M. Daniel Laurent attire l'attention de Mme la ministre des affaires sociales et de la santé sur les préoccupations des biologistes quant aux normes applicables aux laboratoires d'analyses et sur les risques, à terme, de cession des laboratoires au profit de grands groupes financiers. Dans le cadre de la loi n° 2013-442 du 30 mai 2013 portant réforme de la biologie médicale, les laboratoires font, actuellement, l'objet de contrôles de leurs activités avec, pour certains d'entre eux, des mises en demeure. Les biologistes estiment qu'ils ne pourront faire face financièrement aux normes industrielles et aux coûts d'accréditation, aussi, sollicitent-ils le report d'un an de la mise en place de l'accréditation. En conséquence, il lui demande quelles mesures le Gouvernement compte mettre en œuvre en la matière.

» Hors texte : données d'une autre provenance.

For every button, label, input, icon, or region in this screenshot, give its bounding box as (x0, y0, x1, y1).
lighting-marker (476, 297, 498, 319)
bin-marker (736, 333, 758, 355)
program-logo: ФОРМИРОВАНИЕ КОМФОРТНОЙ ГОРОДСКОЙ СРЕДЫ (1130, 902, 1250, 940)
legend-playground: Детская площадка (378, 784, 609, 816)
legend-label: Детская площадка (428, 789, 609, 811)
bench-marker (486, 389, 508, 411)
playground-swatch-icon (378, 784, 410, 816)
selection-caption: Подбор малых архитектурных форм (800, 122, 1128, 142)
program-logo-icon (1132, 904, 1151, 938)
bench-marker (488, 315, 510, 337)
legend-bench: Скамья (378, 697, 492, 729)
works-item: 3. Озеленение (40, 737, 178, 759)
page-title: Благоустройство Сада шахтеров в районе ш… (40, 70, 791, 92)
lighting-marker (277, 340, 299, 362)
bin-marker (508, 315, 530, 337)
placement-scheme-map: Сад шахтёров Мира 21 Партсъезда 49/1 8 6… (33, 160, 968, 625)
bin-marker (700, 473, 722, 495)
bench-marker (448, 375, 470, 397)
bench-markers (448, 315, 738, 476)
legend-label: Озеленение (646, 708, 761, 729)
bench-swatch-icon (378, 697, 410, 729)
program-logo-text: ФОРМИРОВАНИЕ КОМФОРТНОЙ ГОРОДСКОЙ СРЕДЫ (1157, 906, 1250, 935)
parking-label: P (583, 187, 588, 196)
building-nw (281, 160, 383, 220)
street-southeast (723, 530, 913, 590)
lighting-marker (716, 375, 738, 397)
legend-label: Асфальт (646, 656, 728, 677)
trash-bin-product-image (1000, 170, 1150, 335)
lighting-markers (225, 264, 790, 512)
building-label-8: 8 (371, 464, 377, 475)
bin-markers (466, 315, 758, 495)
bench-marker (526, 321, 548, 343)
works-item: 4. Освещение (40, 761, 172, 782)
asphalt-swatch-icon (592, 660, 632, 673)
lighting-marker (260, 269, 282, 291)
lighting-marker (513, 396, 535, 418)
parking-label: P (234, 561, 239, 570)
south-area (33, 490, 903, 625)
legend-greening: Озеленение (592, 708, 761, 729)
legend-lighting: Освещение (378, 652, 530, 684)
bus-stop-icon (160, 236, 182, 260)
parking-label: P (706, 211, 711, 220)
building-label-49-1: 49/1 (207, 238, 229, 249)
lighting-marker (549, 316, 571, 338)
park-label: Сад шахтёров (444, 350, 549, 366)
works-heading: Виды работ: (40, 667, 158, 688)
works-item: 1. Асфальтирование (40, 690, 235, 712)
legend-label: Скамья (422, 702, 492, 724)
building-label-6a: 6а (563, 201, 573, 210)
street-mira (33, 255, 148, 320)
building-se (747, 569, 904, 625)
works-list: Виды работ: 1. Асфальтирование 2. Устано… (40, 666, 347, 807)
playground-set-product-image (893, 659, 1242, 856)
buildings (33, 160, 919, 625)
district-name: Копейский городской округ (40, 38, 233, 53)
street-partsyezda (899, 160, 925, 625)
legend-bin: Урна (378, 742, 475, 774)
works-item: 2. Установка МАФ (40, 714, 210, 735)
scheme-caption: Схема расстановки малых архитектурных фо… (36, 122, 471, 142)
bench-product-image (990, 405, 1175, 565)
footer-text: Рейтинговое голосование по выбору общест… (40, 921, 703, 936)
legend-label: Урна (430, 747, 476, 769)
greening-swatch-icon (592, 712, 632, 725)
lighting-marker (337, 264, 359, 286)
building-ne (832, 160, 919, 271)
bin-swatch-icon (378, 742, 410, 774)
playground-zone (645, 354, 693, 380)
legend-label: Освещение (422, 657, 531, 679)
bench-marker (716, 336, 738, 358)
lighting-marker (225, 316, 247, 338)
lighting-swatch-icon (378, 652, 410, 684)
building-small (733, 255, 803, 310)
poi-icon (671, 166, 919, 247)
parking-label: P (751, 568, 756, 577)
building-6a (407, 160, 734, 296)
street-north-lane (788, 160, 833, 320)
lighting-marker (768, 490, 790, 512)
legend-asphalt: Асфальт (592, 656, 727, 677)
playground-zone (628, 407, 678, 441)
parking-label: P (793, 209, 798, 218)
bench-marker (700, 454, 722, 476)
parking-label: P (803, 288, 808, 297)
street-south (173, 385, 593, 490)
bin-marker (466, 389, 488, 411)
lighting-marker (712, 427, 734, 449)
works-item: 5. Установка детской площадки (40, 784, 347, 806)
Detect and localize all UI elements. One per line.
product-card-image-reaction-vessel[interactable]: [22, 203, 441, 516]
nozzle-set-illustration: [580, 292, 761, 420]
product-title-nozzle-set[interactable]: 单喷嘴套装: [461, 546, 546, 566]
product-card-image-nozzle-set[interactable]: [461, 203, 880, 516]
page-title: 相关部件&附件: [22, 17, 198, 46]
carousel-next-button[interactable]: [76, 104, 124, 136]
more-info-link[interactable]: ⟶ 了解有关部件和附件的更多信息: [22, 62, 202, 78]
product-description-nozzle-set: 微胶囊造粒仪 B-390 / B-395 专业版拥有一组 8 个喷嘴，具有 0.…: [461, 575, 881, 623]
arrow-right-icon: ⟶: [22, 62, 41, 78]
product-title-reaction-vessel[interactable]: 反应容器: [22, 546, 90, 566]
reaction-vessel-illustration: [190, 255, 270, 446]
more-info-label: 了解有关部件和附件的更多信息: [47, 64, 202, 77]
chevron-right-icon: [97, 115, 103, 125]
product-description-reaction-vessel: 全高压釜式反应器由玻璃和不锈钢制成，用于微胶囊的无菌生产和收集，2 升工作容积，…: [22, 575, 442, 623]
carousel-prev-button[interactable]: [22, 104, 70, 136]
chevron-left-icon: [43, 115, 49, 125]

Transmise au Ministère des affaires sociales, de la santé et des droits des femmes



Réponse du Ministère des affaires sociales, de la santé et des droits des femmes

publiée dans le JO Sénat du 21/01/2016 - page 218

L'accréditation constitue une des avancées majeures de la loi n°  2013-442 du 30 mai 2013 portant réforme de la biologie médicale. Il convient de rappeler que l'investissement généré par l'accréditation dépend largement de la qualité des pratiques qui étaient opérées dans les laboratoires avant la réforme, notamment du respect plus ou moins exhaustif des mesures figurant dans le guide de bonne exécution des analyses de biologie médicale. En posant le principe d'une accréditation à 100 %, la loi ambitionne un double objectif : garantir la qualité de tous les actes de biologie sur l'ensemble du territoire ; protéger les biologistes médicaux contre les éventuelles remises en cause de leur statut de professionnel de santé, par une assimilation de leur activité à une prestation de services. Les dispositions de la loi précitée doivent être de nature à rassurer les biologistes médicaux car l'un des objectifs de la réforme est la régulation du mouvement de concentration des laboratoires opéré ces dernières années. Il paraît en effet essentiel de préserver le maillage territorial des laboratoires notamment pour répondre au besoin légitime de sécurité sanitaire de nos concitoyens, mais également indispensable pour permettre aux biologistes de continuer à maîtriser leur outil de travail. C'est la raison pour laquelle d'une part, le principe de détention majoritaire du capital des sociétés d'exercice libéral (SEL) de biologistes médicaux par des professionnels qui y exercent a été réaffirmé et, d'autre part, la transparence sur les conventions extrastatutaires conclues dans le cadre d'une société exploitant un laboratoire de biologie médicale a été instituée par la loi de 2013. En outre, la mise en place de règles prudentielles, renforcées en 2013, visant à permettre aux agences régionales de santé de contrôler de manière accrue les opérations d'acquisition et de fusion de laboratoires répond à l'objectif poursuivi, à savoir limiter une concentration financière excessive de la biologie médicale qui nuirait à l'indépendance des professionnels et aboutirait à la constitution de monopoles d'activité préjudiciables aux patients.